O Instituto da Conservação da Natureza e das Florestas (ICNF) estabeleceu, em 2022, um Plano de Emergência para a Recuperação do Tartaranhão-caçador, que inclui o resgate de ovos para incubação ex-situ (fora do meio natural). É a primeira vez que esta intervenção decorre em Portugal para uma ave silvestre. Segundo o ICNF, desde o início do Plano, já foram libertados perto de 60 exemplares, nascidos em cativeiro.

A águia-caçadeira vai agora beneficiar de maiores esforços no sentido da sua conservação, com a aprovação do projeto LIFE SOS Pygargus. Com um orçamento total de quase 11 milhões de euros, 75% dos quais financiados pela União Europeia (UE), a iniciativa tem como principal objetivo a recuperação das populações nacionais e transfronteiriças de águia-caçadeira, em articulação com entidades do país vizinho.
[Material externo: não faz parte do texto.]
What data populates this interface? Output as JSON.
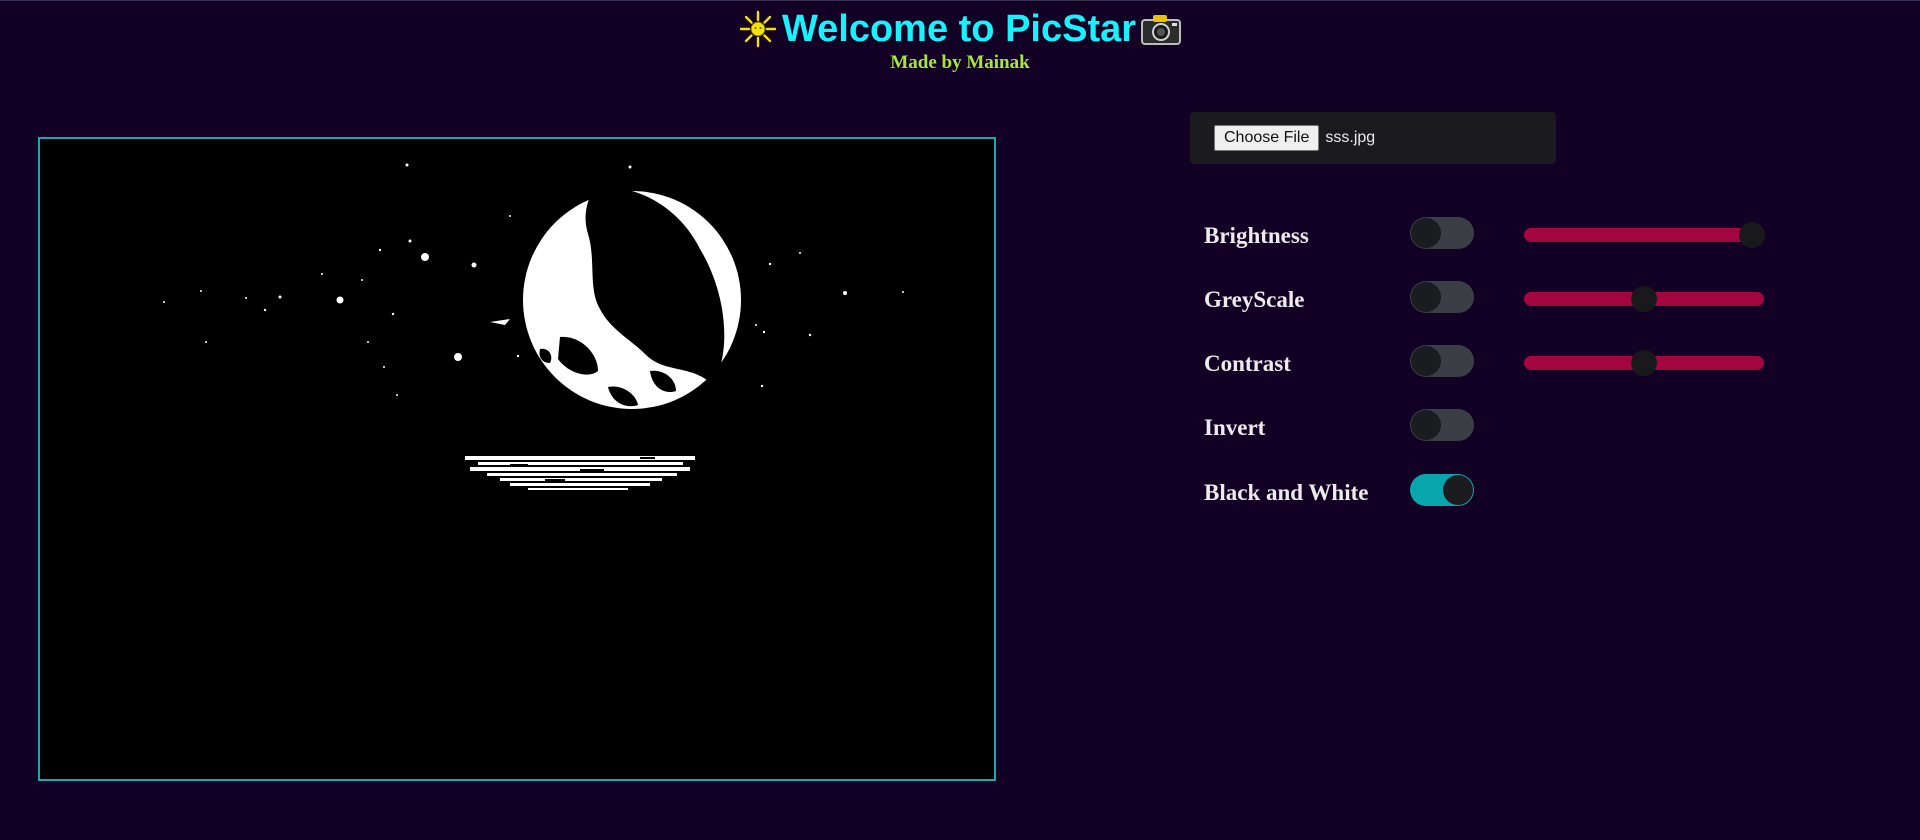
{
  "header": {
    "title": "Welcome to PicStar",
    "subtitle": "Made by Mainak",
    "left_icon": "sun-icon",
    "right_icon": "camera-icon"
  },
  "file_input": {
    "button_label": "Choose File",
    "file_name": "sss.jpg"
  },
  "controls": [
    {
      "label": "Brightness",
      "toggle_on": false,
      "slider_value": 0.95
    },
    {
      "label": "GreyScale",
      "toggle_on": false,
      "slider_value": 0.5
    },
    {
      "label": "Contrast",
      "toggle_on": false,
      "slider_value": 0.5
    },
    {
      "label": "Invert",
      "toggle_on": false
    },
    {
      "label": "Black and White",
      "toggle_on": true
    }
  ],
  "colors": {
    "background": "#130025",
    "title": "#18f2ff",
    "subtitle": "#a8e835",
    "toggle_on": "#0aa6ad",
    "slider_track": "#a3063f",
    "canvas_border": "#1aa7b0"
  }
}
O projeto é coordenado pela Palombar e conta com 17 parceiros, onde se incluem conservacionistas, investigadores, agricultores, instituições públicas e privadas e empresas. Até dezembro de 2030, as equipas envolvidas vão trabalhar no sentido de:

🦅 Estabelecer uma adaptação das práticas agrícolas ao ciclo reprodutivo da espécie, promovendo o uso de variedades de cereais e forragens que são mais compatíveis com as suas necessidades ecológicas;

🦅 Reduzir significativamente a mortalidade e a destruição de ninhos, com uma meta de redução de 75% na mortalidade e aumento de 50% na população reprodutora;

🦅 Promover a consciencialização pública sobre a importância da conservação da águia-caçadeira. A espécie assume um papel fundamental nos ecossistemas, garantindo o seu equilíbrio e beneficiando também as comunidades rurais – nomeadamente os agricultores, pois alimenta-se de insetos e pequenos roedores que prejudicam as colheitas.

O Projeto LIFE SOS Pygargus é um esforço concertado e sem precedentes para salvar uma espécie icónica da paisagem das searas.

👉 A águia-caçadeira é uma das 253 espécies de fauna identificadas nas florestas geridas em Portugal pela The Navigator Company, mentora do projeto My Planet. Como todas as outras, beneficia da gestão sustentável implementada pela Companhia, na qual a conservação da biodiversidade é um valor prioritário.

Atraída pelas novas culturas forrageiras, que substituíram as gramíneas, a águia-caçadeira está a construir os seus ninhos em culturas que serão cortadas antes da eclosão dos ovos. O sucesso reprodutor da espécie fica assim comprometido.